How Tencent Cloud Recovered Lost Data in a 2‑Day Storage Crisis
In a two‑day incident, Tencent Cloud's CBS team diagnosed cell failures, implemented directed reads and a dual‑cell merge strategy, and restored three‑copy data integrity, while uncovering monitoring gaps and tool limitations that inform future storage operations.
Background : After more than a year of working with distributed storage, the team faced a critical situation where all three data replicas became abnormal, threatening data loss for cloud storage customers.
Alert : An alarm reported five small tables ("dead" tables) with no free tables for migration, prompting immediate operational response.
Initial Analysis : A cell machine had failed the previous day; the system automatically removed it, leaving only two cells (Cell2 and Cell3) and reducing data copies to two. The distribution after removal is shown below:
Automatic disaster migration was triggered, but migration failed due to read errors from the problematic cell's disk, as seen in the next image:
Disk Inspection : Using dmesg, the team confirmed that the disk in the failing cell exhibited errors, illustrated below:
Because the online dbtrasf migration module did not support specifying a cell IP, the team devised a directed‑read strategy.
Directed Read Strategy
After discussing with developers, they modified the migration tool to allow reading from a specific cell. Development took about 30 minutes, followed by self‑testing. The updated tool was deployed to the test and simulation environments, where data consistency checks showed no anomalies. The production migration then proceeded, successfully migrating four small tables; one table still failed and required further attention.
Multiple Sector Errors
Further analysis with smatctl revealed 14 sector errors on 10.53.65.214 (Cell3) and over 800 sector errors on 10.53.65.101 (Cell2), indicating varying degrees of data corruption across the three copies.

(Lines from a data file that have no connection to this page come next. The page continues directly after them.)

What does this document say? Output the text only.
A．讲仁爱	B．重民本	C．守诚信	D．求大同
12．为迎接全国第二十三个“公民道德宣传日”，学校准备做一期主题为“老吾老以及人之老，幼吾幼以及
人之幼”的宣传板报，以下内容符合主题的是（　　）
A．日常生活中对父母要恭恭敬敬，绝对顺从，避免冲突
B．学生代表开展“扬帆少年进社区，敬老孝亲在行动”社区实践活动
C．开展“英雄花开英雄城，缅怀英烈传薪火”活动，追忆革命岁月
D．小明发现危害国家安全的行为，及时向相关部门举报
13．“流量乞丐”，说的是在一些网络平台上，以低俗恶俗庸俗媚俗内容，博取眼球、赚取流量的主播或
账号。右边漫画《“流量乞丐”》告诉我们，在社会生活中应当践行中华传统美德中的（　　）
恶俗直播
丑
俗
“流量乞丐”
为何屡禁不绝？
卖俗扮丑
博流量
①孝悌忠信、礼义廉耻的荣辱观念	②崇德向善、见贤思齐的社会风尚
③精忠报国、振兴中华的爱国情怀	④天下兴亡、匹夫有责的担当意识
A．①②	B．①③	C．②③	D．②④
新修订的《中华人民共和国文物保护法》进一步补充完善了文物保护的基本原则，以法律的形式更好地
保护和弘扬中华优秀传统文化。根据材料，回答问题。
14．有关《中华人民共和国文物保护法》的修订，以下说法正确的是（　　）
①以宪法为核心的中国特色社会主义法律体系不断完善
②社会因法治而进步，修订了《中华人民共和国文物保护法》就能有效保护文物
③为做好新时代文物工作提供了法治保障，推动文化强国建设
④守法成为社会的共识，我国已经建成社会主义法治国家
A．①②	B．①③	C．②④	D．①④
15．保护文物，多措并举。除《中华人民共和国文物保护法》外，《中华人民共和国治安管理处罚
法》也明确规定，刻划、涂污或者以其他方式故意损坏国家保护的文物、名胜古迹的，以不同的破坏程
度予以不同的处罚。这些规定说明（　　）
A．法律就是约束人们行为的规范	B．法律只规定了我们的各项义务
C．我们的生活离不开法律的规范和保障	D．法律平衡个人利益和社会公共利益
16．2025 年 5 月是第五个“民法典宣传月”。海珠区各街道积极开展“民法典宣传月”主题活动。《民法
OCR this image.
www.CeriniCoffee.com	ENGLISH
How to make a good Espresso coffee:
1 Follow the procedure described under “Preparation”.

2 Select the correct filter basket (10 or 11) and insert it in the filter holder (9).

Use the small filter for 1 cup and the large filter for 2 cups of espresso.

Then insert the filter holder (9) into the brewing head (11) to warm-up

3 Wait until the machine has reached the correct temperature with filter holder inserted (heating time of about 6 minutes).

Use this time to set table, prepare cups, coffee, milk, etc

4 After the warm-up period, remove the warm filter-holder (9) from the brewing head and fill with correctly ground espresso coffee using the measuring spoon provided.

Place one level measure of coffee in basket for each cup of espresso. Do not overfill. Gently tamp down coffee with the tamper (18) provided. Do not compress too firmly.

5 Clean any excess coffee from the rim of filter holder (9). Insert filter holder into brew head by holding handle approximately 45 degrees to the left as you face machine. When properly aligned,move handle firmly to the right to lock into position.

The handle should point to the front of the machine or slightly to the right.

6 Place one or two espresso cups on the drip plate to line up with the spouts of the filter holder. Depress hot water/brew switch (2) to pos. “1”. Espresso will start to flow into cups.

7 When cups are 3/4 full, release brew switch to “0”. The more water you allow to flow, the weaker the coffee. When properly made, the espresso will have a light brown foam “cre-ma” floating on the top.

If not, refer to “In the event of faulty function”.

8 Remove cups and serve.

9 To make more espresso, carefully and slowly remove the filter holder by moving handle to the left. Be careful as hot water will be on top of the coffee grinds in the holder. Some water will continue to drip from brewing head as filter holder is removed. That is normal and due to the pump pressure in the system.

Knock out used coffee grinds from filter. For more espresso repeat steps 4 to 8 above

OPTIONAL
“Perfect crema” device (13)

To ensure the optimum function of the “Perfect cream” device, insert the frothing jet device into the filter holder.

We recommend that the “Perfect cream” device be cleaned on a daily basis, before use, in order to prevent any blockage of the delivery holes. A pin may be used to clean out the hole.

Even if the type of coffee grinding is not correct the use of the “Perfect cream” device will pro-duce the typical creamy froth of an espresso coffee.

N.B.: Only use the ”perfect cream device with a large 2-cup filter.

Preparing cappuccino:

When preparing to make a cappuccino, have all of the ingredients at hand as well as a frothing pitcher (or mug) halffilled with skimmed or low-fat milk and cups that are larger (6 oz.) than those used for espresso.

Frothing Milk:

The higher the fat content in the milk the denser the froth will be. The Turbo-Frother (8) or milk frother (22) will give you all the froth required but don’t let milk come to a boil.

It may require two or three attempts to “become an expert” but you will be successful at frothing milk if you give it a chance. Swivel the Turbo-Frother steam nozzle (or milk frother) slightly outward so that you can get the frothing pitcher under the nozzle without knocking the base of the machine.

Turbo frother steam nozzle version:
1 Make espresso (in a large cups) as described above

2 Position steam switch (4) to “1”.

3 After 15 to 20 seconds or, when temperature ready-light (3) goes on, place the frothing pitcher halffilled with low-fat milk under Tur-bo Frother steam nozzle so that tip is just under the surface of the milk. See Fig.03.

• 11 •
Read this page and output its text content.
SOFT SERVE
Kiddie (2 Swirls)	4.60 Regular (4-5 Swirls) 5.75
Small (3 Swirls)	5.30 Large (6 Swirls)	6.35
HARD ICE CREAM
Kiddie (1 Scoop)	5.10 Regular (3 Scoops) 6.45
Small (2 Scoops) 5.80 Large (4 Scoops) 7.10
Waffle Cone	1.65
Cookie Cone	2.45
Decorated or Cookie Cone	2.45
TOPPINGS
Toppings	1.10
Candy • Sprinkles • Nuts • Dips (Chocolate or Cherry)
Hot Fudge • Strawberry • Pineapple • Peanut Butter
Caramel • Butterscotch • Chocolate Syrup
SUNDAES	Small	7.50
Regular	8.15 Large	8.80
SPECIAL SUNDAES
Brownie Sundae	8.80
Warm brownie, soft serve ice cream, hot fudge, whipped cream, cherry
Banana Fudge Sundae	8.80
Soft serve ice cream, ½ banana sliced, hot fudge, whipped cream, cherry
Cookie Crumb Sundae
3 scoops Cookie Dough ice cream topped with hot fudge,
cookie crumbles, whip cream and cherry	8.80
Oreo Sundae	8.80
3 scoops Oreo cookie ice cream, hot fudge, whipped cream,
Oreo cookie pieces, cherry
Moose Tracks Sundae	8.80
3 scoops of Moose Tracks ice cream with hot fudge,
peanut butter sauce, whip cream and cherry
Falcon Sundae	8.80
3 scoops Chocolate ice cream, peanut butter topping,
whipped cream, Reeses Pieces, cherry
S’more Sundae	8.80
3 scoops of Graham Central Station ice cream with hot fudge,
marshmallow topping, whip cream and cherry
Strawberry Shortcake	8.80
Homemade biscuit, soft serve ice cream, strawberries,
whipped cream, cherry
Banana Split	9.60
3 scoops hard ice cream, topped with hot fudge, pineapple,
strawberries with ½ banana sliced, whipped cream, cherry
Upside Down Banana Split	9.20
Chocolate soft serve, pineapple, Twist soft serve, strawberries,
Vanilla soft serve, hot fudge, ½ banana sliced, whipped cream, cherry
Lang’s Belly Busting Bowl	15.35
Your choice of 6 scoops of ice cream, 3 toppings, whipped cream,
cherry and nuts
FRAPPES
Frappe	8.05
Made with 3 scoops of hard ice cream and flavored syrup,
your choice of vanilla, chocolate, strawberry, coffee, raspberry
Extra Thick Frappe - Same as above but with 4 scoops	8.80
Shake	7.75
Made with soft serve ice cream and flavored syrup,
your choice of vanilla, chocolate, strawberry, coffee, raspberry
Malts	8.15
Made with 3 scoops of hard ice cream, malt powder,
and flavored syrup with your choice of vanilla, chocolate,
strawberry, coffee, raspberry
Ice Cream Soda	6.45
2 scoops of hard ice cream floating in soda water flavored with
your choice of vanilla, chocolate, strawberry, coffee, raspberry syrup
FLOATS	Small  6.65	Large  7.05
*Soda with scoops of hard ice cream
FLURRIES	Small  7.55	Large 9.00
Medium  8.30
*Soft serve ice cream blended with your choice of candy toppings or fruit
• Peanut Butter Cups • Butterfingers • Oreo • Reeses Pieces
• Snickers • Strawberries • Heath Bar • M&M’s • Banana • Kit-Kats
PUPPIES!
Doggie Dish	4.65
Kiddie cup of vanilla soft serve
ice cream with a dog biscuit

The sector error distribution is illustrated:
Dual‑Cell Merge Plan : To recover the remaining table, the team decided to merge data from both cells:
Attempt to read from Cell3 (10.53.65.214).
If reading fails, attempt to read from Cell2 (10.53.65.101).
Sample log of the read attempts:
read from the first[diskid=290763668122043122, lba=1069470973952, sid=1]
[2016-09-09 16:13:38] read from the second[diskid=290763668122043122, lba=1069470973952, sid=1]Even after the dual‑cell merge, the problematic table could not be fully restored, prompting further investigation.
Final Recovery via Removed Cell
Developers discovered that the metadata for the faulty diskid was identical across all three cells, meaning the removed cell still held intact data. By modifying the tool to read from the removed machine, they successfully restored the missing data, as confirmed by the final migration log and the image below:
With three replicas restored, the two‑day, one‑night data rescue concluded successfully.
Lessons Learned
Monitoring Gaps : Existing monitoring only captured I/O errors; fine‑grained disk‑level monitoring is needed to detect sparse sector failures.
Tool Support : The incident highlighted the lack of flexible data‑repair tools; new solutions and utilities are being designed for CBS.
Program Logic Improvements : Current retry logic only attempts the same cell; future versions will add cross‑cell retry mechanisms.
Collaboration : The case deepened cooperation between development and operations, showcasing professional responsibility and passion.